Vanier admet que certaines de ces caractéristiques peuvent être présentes dans un mouvement chrétien, surtout dans les mouvements qui se trouvent dans les premières années de leur existence. Cependant, entre les mouvements chrétiens et les sectes, il existe de nettes différences.

1) La communauté est à la disposition de toute personne pour faciliter sa croissance spirituelle et pour approfondir sa conscience personnelle. La communauté stimule la formation de ses membres dans les domaines spirituel et théologique, en utilisant les ressources de l’Église et de la société conformément au contenu de la Parole de Dieu, à la vie de l’Esprit et à la véritable humanité. En outre, une grande valeur est accordée à la vocation spirituelle de chaque membre, au-dessus du désir d’accroître le nombre des membres du mouvement.

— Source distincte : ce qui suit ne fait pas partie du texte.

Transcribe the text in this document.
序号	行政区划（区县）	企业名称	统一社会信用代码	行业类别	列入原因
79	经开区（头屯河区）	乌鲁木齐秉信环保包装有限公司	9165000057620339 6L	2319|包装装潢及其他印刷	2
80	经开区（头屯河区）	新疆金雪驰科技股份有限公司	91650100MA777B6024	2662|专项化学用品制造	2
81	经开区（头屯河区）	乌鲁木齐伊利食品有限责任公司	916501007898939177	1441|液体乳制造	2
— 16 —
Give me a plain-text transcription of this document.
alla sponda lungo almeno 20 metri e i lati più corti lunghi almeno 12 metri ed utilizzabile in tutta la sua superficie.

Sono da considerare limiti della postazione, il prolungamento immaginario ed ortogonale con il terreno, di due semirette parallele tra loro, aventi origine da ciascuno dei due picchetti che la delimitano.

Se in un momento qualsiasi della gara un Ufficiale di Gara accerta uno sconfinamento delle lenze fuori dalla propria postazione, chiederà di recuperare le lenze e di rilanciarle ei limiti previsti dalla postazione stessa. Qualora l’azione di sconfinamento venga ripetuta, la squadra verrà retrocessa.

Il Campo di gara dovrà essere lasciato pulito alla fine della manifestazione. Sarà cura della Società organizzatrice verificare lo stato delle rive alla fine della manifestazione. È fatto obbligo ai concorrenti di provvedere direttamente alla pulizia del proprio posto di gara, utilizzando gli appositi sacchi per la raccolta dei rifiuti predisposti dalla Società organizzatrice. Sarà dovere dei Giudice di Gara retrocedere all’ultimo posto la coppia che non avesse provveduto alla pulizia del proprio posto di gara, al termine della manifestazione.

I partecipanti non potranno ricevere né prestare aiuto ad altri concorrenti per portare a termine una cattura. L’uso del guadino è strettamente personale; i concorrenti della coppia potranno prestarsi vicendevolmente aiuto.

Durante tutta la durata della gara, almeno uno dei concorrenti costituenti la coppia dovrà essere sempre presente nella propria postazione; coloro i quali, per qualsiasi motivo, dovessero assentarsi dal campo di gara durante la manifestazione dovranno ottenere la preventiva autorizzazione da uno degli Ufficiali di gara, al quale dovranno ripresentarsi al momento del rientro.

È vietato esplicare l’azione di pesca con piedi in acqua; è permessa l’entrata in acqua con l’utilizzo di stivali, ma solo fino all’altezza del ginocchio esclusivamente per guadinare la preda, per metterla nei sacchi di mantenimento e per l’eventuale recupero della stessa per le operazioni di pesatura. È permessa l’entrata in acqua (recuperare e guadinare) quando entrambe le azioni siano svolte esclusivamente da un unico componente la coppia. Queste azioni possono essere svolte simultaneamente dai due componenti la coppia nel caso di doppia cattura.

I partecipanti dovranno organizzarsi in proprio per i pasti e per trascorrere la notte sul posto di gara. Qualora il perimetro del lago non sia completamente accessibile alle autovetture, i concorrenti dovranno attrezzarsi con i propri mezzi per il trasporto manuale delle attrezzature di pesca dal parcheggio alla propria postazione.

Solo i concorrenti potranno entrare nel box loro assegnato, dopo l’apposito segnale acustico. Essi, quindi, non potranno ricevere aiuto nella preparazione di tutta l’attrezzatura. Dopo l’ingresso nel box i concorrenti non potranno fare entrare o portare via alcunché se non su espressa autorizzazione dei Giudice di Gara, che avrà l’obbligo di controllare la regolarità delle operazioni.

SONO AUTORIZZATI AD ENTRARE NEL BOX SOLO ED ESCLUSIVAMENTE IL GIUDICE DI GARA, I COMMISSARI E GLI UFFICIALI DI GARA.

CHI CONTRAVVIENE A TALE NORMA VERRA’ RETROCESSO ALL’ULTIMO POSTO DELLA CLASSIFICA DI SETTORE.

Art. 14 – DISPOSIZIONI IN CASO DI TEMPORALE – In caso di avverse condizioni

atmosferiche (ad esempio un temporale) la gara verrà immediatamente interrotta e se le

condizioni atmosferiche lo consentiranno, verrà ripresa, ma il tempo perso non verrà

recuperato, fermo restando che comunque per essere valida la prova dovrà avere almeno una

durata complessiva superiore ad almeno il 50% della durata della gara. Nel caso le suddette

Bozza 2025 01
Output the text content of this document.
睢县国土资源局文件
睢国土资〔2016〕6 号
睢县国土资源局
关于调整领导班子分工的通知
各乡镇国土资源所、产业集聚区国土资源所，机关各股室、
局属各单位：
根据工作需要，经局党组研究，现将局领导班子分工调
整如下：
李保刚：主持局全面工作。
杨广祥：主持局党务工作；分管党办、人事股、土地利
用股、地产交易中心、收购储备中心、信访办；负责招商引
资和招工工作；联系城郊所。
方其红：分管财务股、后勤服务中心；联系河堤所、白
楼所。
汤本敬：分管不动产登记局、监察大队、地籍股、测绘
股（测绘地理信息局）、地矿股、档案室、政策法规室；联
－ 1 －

2) Une communauté n’est pas enfermée sur elle-même, mais fait partie intégrante de l’Église. En outre, en cas de conflit, c’est l’Église elle-même qui intervient comme médiatrice. Cette autorité extérieure garantit que les personnes sont réellement libres et peuvent continuer à grandir vers une plus grande liberté et maturité.

3) Bien qu’au début il puisse exister une certaine rigidité, avec le temps viennent un plus grand discernement et le dialogue. L’autorité est exercée pour aider chaque personne à grandir et à assumer une plus grande responsabilité.